Further Issues to Consider
There are three other points that folks brought up that I was going to address in this post. The first is the misreading of J.S. Mill. My friend and colleague Dom Sisti made mention of this, and I am in agreement that Mill’s thoughts on individual rights are not as libertarian as is often supposed. The other issue that was brought up by two people who really know the substance use literature (my colleague Michael Melendez and my doctoral classmate Maayan Schori) is the issue of harm reduction policies and programs. I have been thinking about these two things a lot and think they each deserves its own stand alone post. The ethics of harm reduction are quite complex and require some space to discuss.

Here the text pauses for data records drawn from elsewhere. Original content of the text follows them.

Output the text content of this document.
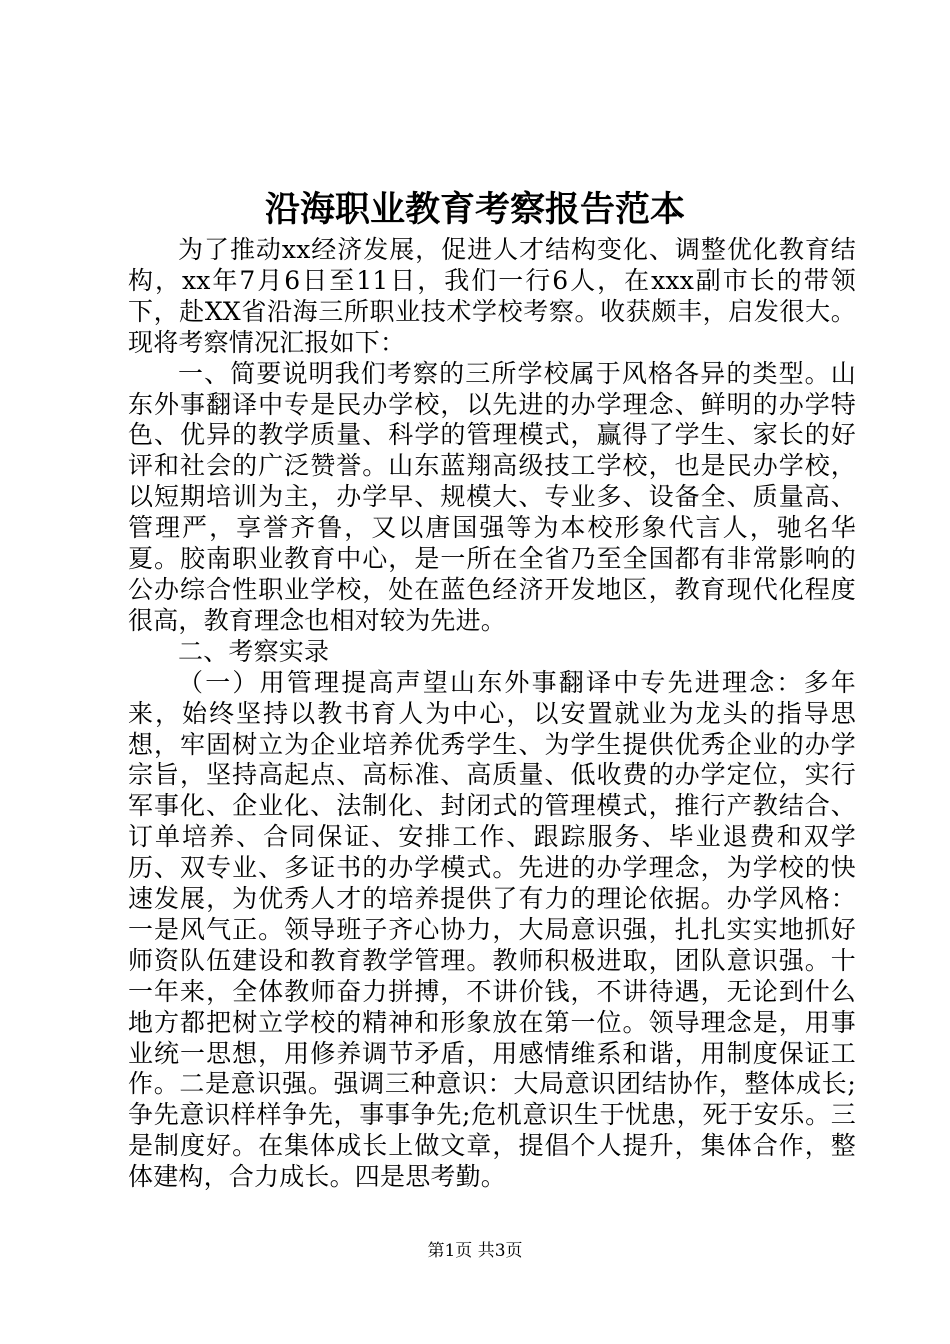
沿海职业教育考察报告范本

为了推动xx经济发展，促进人才结构变化、调整优化教育结构，xx年7月6日至11日，我们一行6人，在xxx副市长的带领下，赴XX省沿海三所职业技术学校考察。收获颇丰，启发很大。现将考察情况汇报如下：

一、简要说明我们考察的三所学校属于风格各异的类型。山东外事翻译中专是民办学校，以先进的办学理念、鲜明的办学特色、优异的教学质量、科学的管理模式，赢得了学生、家长的好评和社会的广泛赞誉。山东蓝翔高级技工学校，也是民办学校，以短期培训为主，办学早、规模大、专业多、设备全、质量高、管理严，享誉齐鲁，又以唐国强等为本校形象代言人，驰名华夏。胶南职业教育中心，是一所在全省乃至全国都有非常影响的公办综合性职业学校，处在蓝色经济开发地区，教育现代化程度很高，教育理念也相对较为先进。

二、考察实录

（一）用管理提高声望山东外事翻译中专先进理念：多年来，始终坚持以教书育人为中心，以安置就业为龙头的指导思想，牢固树立为企业培养优秀学生、为学生提供优秀企业的办学宗旨，坚持高起点、高标准、高质量、低收费的办学定位，实行军事化、企业化、法制化、封闭式的管理模式，推行产教结合、订单培养、合同保证、安排工作、跟踪服务、毕业退费和双学历、双专业、多证书的办学模式。先进的办学理念，为学校的快速发展，为优秀人才的培养提供了有力的理论依据。办学风格：一是风气正。领导班子齐心协力，大局意识强，扎扎实实地抓好师资队伍建设和教育教学管理。教师积极进取，团队意识强。十一年来，全体教师奋力拼搏，不讲价钱，不讲待遇，无论到什么地方都把树立学校的精神和形象放在第一位。领导理念是，用事业统一思想，用修养调节矛盾，用感情维系和谐，用制度保证工作。二是意识强。强调三种意识：大局意识团结协作，整体成长;争先意识样样争先，事事争先;危机意识生于忧患，死于安乐。三是制度好。在集体成长上做文章，提倡个人提升，集体合作，整体建构，合力成长。四是思考勤。

第1页 共3页
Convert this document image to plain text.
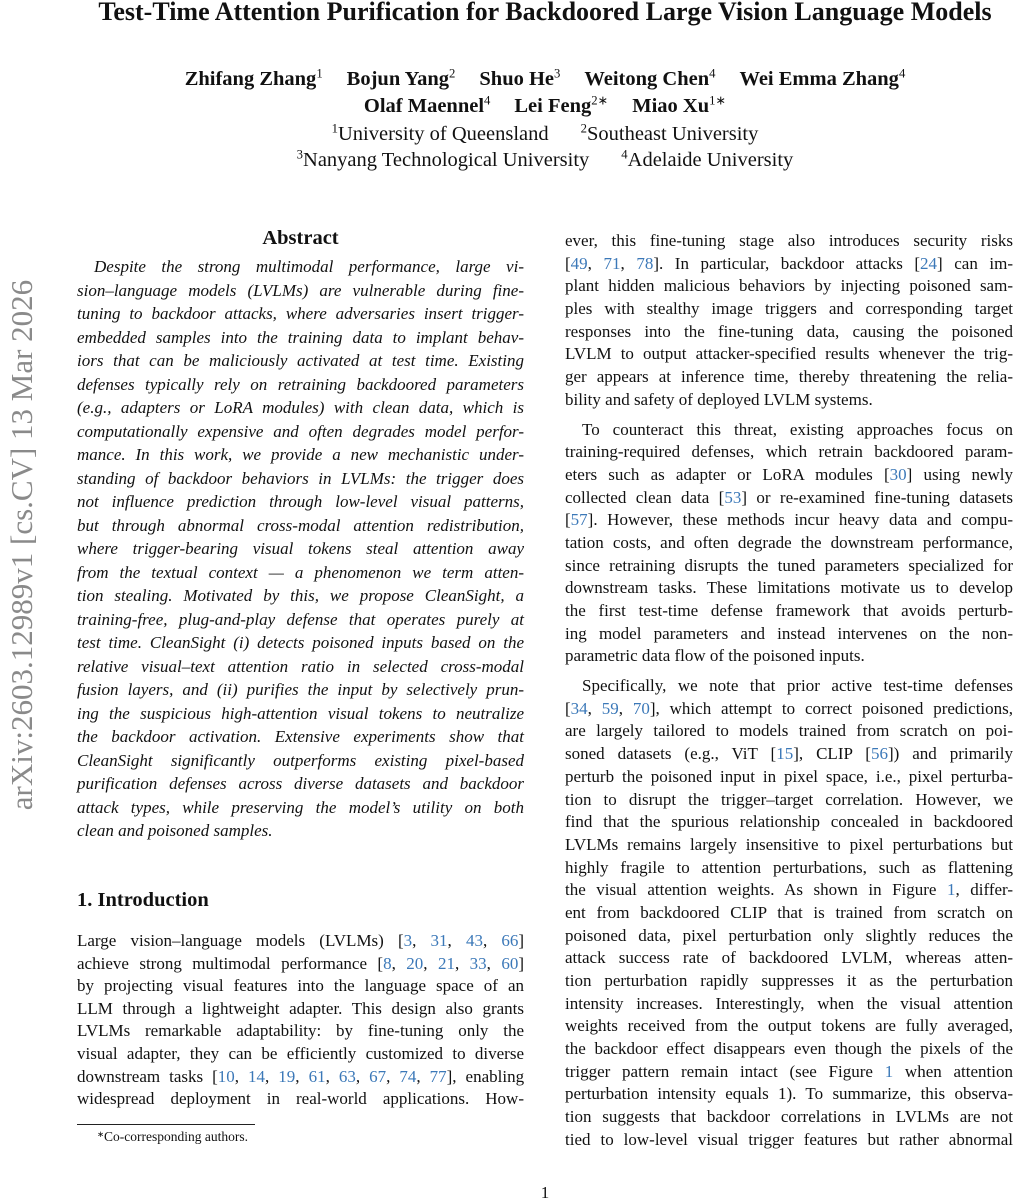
Test-Time Attention Purification for Backdoored Large Vision Language Models
Zhifang Zhang$^1$ Bojun Yang$^2$ Shuo He$^3$ Weitong Chen$^4$ Wei Emma Zhang$^4$
Olaf Maennel$^4$ Lei Feng$^{2∗}$ Miao $Xu^{1∗}$
$^1$University of Queensland	$^2$Southeast University
$^3$Nanyang Technological University	$^4$Adelaide University
arXiv:2603.12989v1 [cs.CV] 13 Mar 2026
Abstract
Despite the strong multimodal performance, large vi-
sion–language models (LVLMs) are vulnerable during fine-
tuning to backdoor attacks, where adversaries insert trigger-
embedded samples into the training data to implant behav-
iors that can be maliciously activated at test time. Existing
defenses typically rely on retraining backdoored parameters
(e.g., adapters or LoRA modules) with clean data, which is
computationally expensive and often degrades model perfor-
mance. In this work, we provide a new mechanistic under-
standing of backdoor behaviors in LVLMs: the trigger does
not influence prediction through low-level visual patterns,
but through abnormal cross-modal attention redistribution,
where trigger-bearing visual tokens steal attention away
from the textual context — a phenomenon we term atten-
tion stealing. Motivated by this, we propose CleanSight, a
training-free, plug-and-play defense that operates purely at
test time. CleanSight (i) detects poisoned inputs based on the
relative visual–text attention ratio in selected cross-modal
fusion layers, and (ii) purifies the input by selectively prun-
ing the suspicious high-attention visual tokens to neutralize
the backdoor activation. Extensive experiments show that
CleanSight significantly outperforms existing pixel-based
purification defenses across diverse datasets and backdoor
attack types, while preserving the model’s utility on both
clean and poisoned samples.
1. Introduction
Large vision–language models (LVLMs) [3, 31, 43, 66]
achieve strong multimodal performance [8, 20, 21, 33, 60]
by projecting visual features into the language space of an
LLM through a lightweight adapter. This design also grants
LVLMs remarkable adaptability: by fine-tuning only the
visual adapter, they can be efficiently customized to diverse
downstream tasks [10, 14, 19, 61, 63, 67, 74, 77], enabling
widespread deployment in real-world applications. How-
ever, this fine-tuning stage also introduces security risks
[49, 71, 78]. In particular, backdoor attacks [24] can im-
plant hidden malicious behaviors by injecting poisoned sam-
ples with stealthy image triggers and corresponding target
responses into the fine-tuning data, causing the poisoned
LVLM to output attacker-specified results whenever the trig-
ger appears at inference time, thereby threatening the relia-
bility and safety of deployed LVLM systems.
To counteract this threat, existing approaches focus on
training-required defenses, which retrain backdoored param-
eters such as adapter or LoRA modules [30] using newly
collected clean data [53] or re-examined fine-tuning datasets
[57]. However, these methods incur heavy data and compu-
tation costs, and often degrade the downstream performance,
since retraining disrupts the tuned parameters specialized for
downstream tasks. These limitations motivate us to develop
the first test-time defense framework that avoids perturb-
ing model parameters and instead intervenes on the non-
parametric data flow of the poisoned inputs.
Specifically, we note that prior active test-time defenses
[34, 59, 70], which attempt to correct poisoned predictions,
are largely tailored to models trained from scratch on poi-
soned datasets (e.g., ViT [15], CLIP [56]) and primarily
perturb the poisoned input in pixel space, i.e., pixel perturba-
tion to disrupt the trigger–target correlation. However, we
find that the spurious relationship concealed in backdoored
LVLMs remains largely insensitive to pixel perturbations but
highly fragile to attention perturbations, such as flattening
the visual attention weights. As shown in Figure 1, differ-
ent from backdoored CLIP that is trained from scratch on
poisoned data, pixel perturbation only slightly reduces the
attack success rate of backdoored LVLM, whereas atten-
tion perturbation rapidly suppresses it as the perturbation
intensity increases. Interestingly, when the visual attention
weights received from the output tokens are fully averaged,
the backdoor effect disappears even though the pixels of the
trigger pattern remain intact (see Figure 1 when attention
perturbation intensity equals 1). To summarize, this observa-
tion suggests that backdoor correlations in LVLMs are not
tied to low-level visual trigger features but rather abnormal
∗Co-corresponding authors.
1
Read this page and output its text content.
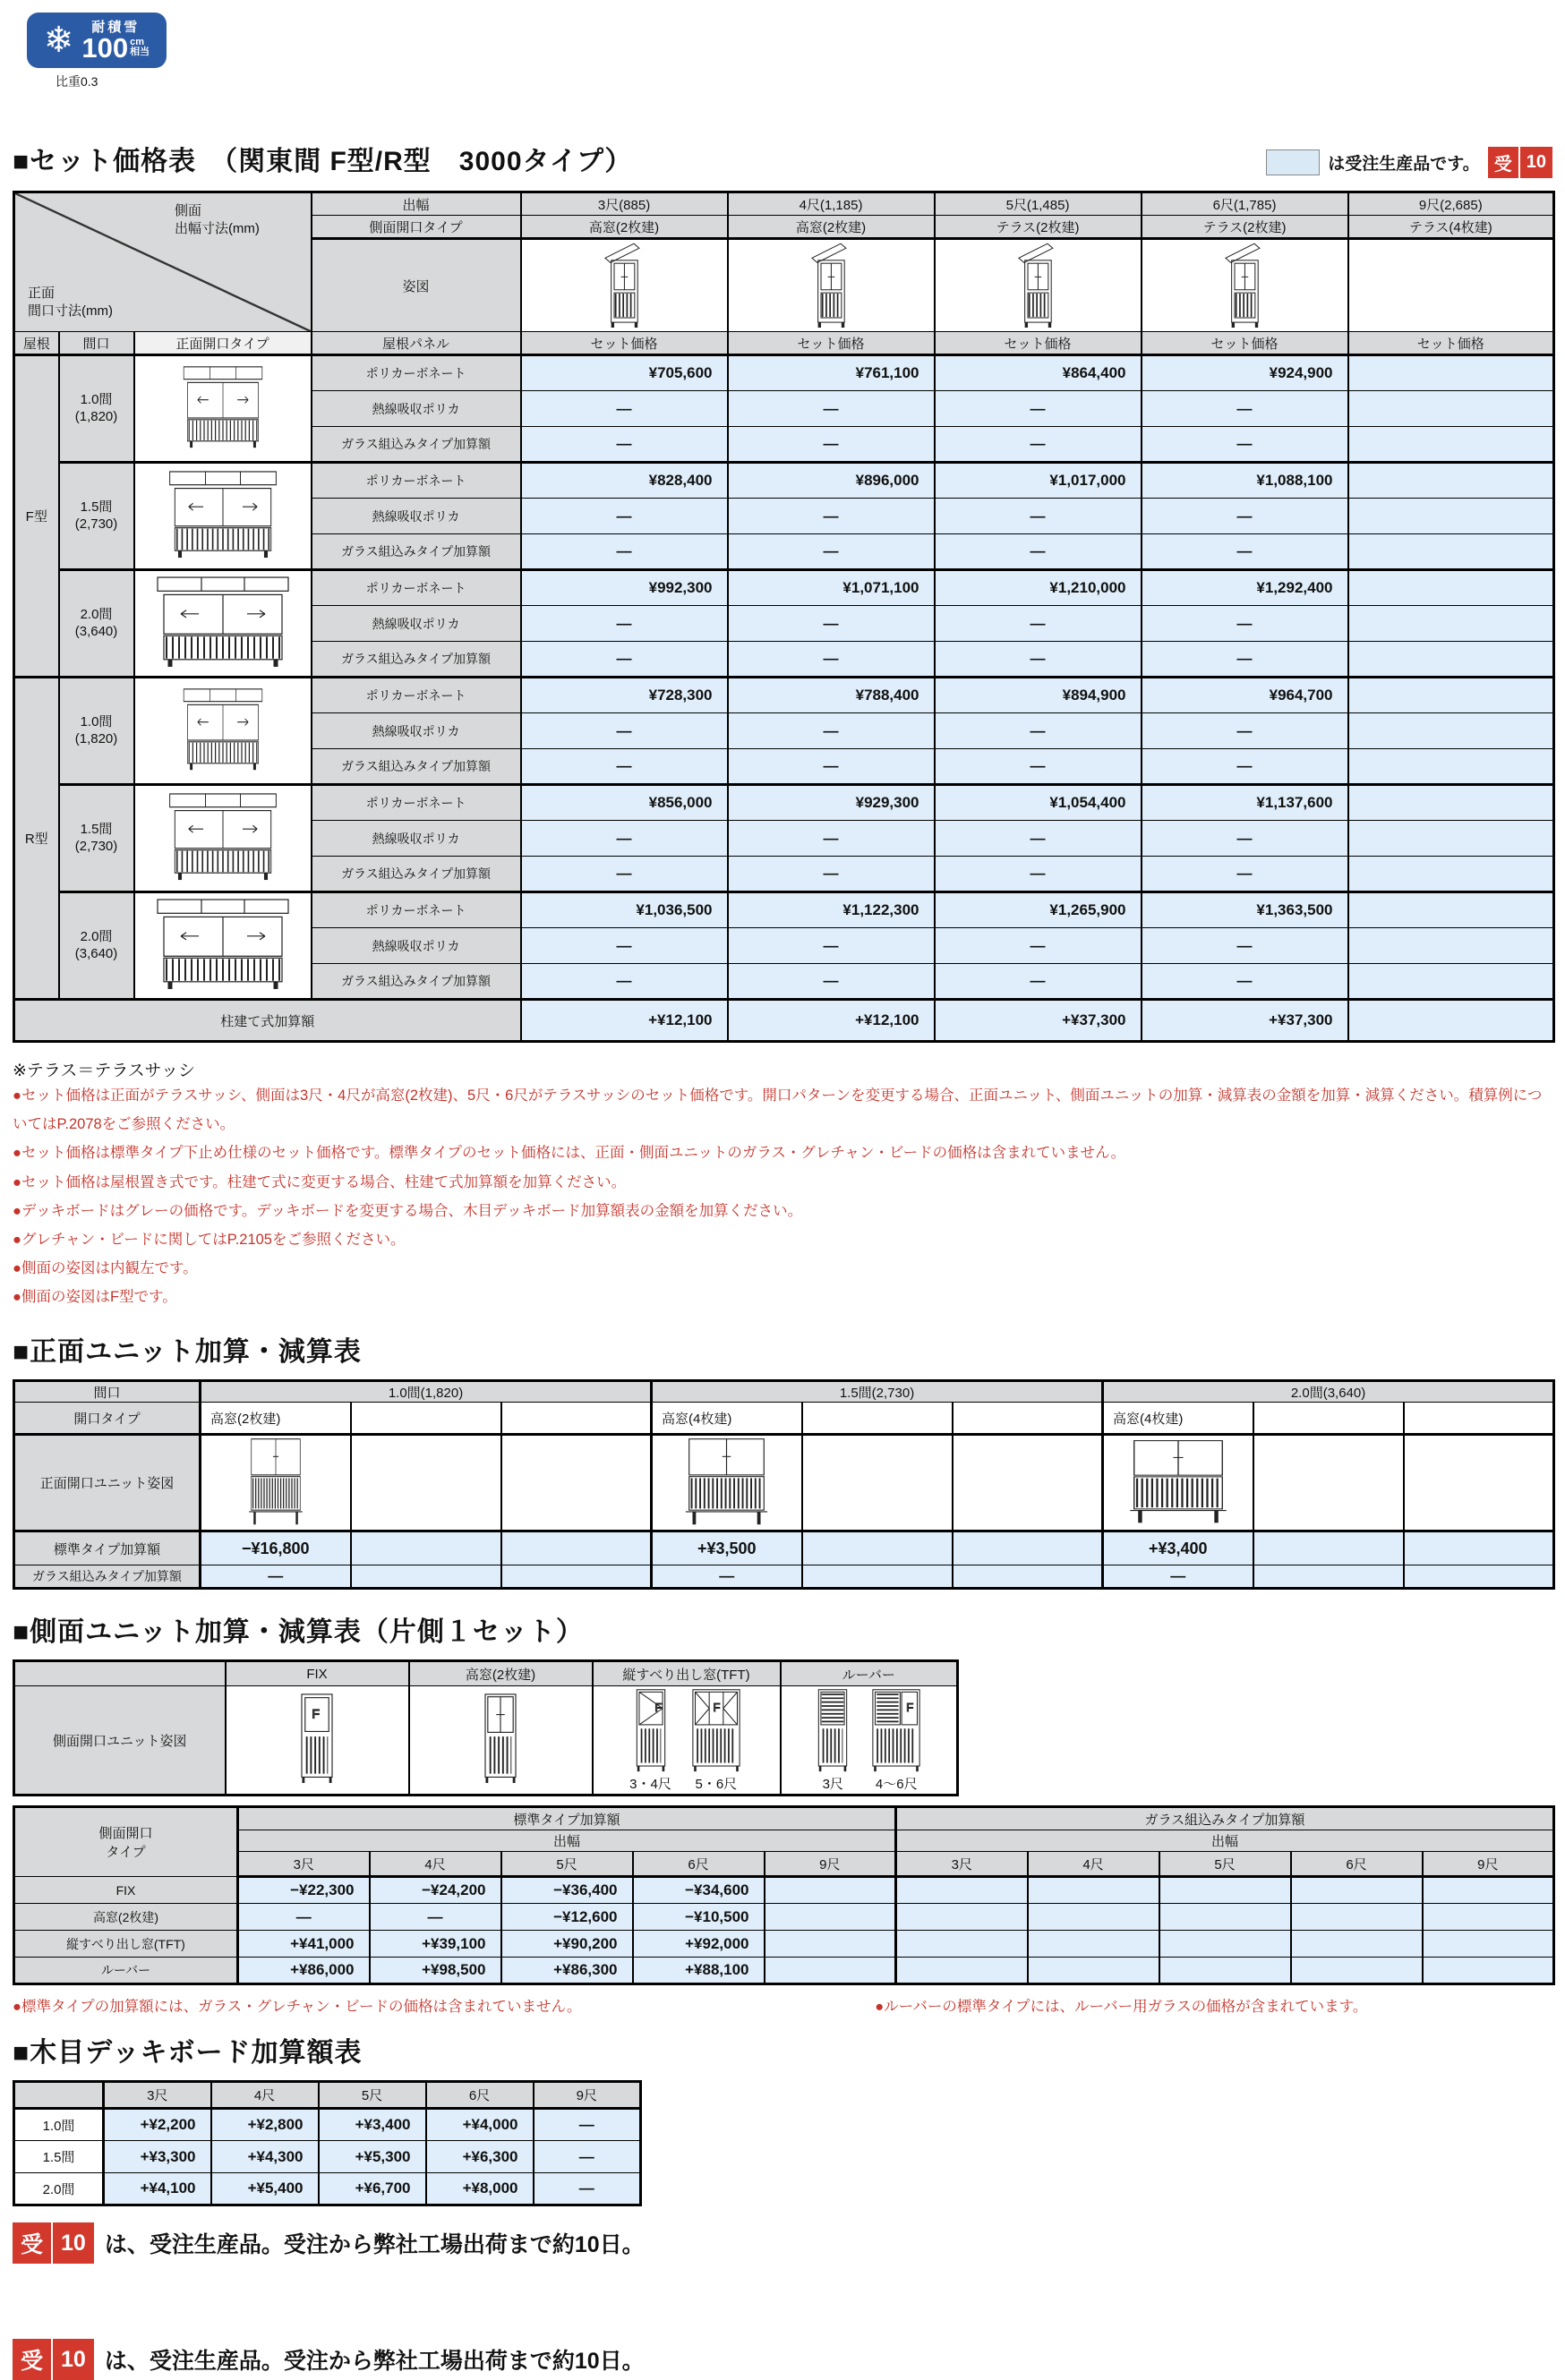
❄ 耐積雪
100 cm
相当
比重0.3
■セット価格表　（関東間 F型/R型　3000タイプ）	は受注生産品です。 受 10
側面
出幅寸法(mm)
正面
間口寸法(mm)			出幅	3尺(885)	4尺(1,185)	5尺(1,485)	6尺(1,785)	9尺(2,685)
			側面開口タイプ	高窓(2枚建)	高窓(2枚建)	テラス(2枚建)	テラス(2枚建)	テラス(4枚建)
			姿図					
屋根	間口	正面開口タイプ	屋根パネル	セット価格	セット価格	セット価格	セット価格	セット価格
F型	1.0間
(1,820)		ポリカーボネート	¥705,600	¥761,100	¥864,400	¥924,900	
			熱線吸収ポリカ	—	—	—	—	
			ガラス組込みタイプ加算額	—	—	—	—	

	1.5間
(2,730)		ポリカーボネート	¥828,400	¥896,000	¥1,017,000	¥1,088,100	
			熱線吸収ポリカ	—	—	—	—	
			ガラス組込みタイプ加算額	—	—	—	—	

	2.0間
(3,640)		ポリカーボネート	¥992,300	¥1,071,100	¥1,210,000	¥1,292,400	
			熱線吸収ポリカ	—	—	—	—	
			ガラス組込みタイプ加算額	—	—	—	—	
R型	1.0間
(1,820)		ポリカーボネート	¥728,300	¥788,400	¥894,900	¥964,700	
			熱線吸収ポリカ	—	—	—	—	
			ガラス組込みタイプ加算額	—	—	—	—	

	1.5間
(2,730)		ポリカーボネート	¥856,000	¥929,300	¥1,054,400	¥1,137,600	
			熱線吸収ポリカ	—	—	—	—	
			ガラス組込みタイプ加算額	—	—	—	—	

	2.0間
(3,640)		ポリカーボネート	¥1,036,500	¥1,122,300	¥1,265,900	¥1,363,500	
			熱線吸収ポリカ	—	—	—	—	
			ガラス組込みタイプ加算額	—	—	—	—	
柱建て式加算額				+¥12,100	+¥12,100	+¥37,300	+¥37,300	
※テラス＝テラスサッシ
●セット価格は正面がテラスサッシ、側面は3尺・4尺が高窓(2枚建)、5尺・6尺がテラスサッシのセット価格です。開口パターンを変更する場合、正面ユニット、側面ユニットの加算・減算表の金額を加算・減算ください。積算例についてはP.2078をご参照ください。
●セット価格は標準タイプ下止め仕様のセット価格です。標準タイプのセット価格には、正面・側面ユニットのガラス・グレチャン・ビードの価格は含まれていません。
●セット価格は屋根置き式です。柱建て式に変更する場合、柱建て式加算額を加算ください。
●デッキボードはグレーの価格です。デッキボードを変更する場合、木目デッキボード加算額表の金額を加算ください。
●グレチャン・ビードに関してはP.2105をご参照ください。
●側面の姿図は内観左です。
●側面の姿図はF型です。
■正面ユニット加算・減算表
間口	1.0間(1,820)			1.5間(2,730)			2.0間(3,640)		
開口タイプ	高窓(2枚建)			高窓(4枚建)			高窓(4枚建)		
正面開口ユニット姿図									
標準タイプ加算額	−¥16,800			+¥3,500			+¥3,400		
ガラス組込みタイプ加算額	—			—			—		
■側面ユニット加算・減算表（片側１セット）
	FIX	高窓(2枚建)	縦すべり出し窓(TFT)	ルーバー
側面開口ユニット姿図			
3・4尺 5・6尺	3尺 4〜6尺
側面開口
タイプ	標準タイプ加算額					ガラス組込みタイプ加算額				
	出幅					出幅				
	3尺	4尺	5尺	6尺	9尺	3尺	4尺	5尺	6尺	9尺
FIX	−¥22,300	−¥24,200	−¥36,400	−¥34,600						
高窓(2枚建)	—	—	−¥12,600	−¥10,500						
縦すべり出し窓(TFT)	+¥41,000	+¥39,100	+¥90,200	+¥92,000						
ルーバー	+¥86,000	+¥98,500	+¥86,300	+¥88,100						
●標準タイプの加算額には、ガラス・グレチャン・ビードの価格は含まれていません。	●ルーバーの標準タイプには、ルーバー用ガラスの価格が含まれています。
■木目デッキボード加算額表
	3尺	4尺	5尺	6尺	9尺
1.0間	+¥2,200	+¥2,800	+¥3,400	+¥4,000	—
1.5間	+¥3,300	+¥4,300	+¥5,300	+¥6,300	—
2.0間	+¥4,100	+¥5,400	+¥6,700	+¥8,000	—
受 10 は、受注生産品。受注から弊社工場出荷まで約10日。
受 10 は、受注生産品。受注から弊社工場出荷まで約10日。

Lastly, Dom Sisti challenged me on the fact that I have thus far justified my argument in favor of mandated care based on the scale of the public health problem. Are we justified in mandating care even if the problem is demographically small? What if it is only one person? To be sure, I couched a lot of my argument in the social welfare and public health implications of substance use disorders. This makes sense in light of how we have generally conceptualized individual rights, especially in the United States–“do what you want so long as you don’t interfere with others.” We tend to think of our rights as negative, that is, we have a right to be free from interference. For instance, my freedom of speech means that the government may not censor me, however, it does not mean that the government must provide me the means or mechanism for personal expression (like this blog). I have a freedom from rather than a right to. As such, we can partly justify mandated treatment on public health grounds since the scale of the public health issues and the accompanying transgression of the rights of others trump an individual’s right to non-interference. However, I think that implicit in the idea that we curtail freedom in order to promote freedom (Caplan’s argument) is a different conceptualization of rights and the role of the state. There is an implicit notion that the state has a part to play in actively promoting the exercise of rights and autonomy. If we conceptualize the state as having a role in promoting human flourishing then it follows that mandating treatment for persons with substance use disorders is morally justifiable on teleological grounds apart from the public health implications. I think that virtue ethics may provide a foundation for a more nuanced approach to this issue. I have an inclination toward virtue ethics and will be exploring in future posts the role of virtue ethics in social work and how they are a remedy to the kind of shallow, bureaucratic decision making and enforcement of political orthodoxy that are engendered by the current NASW code.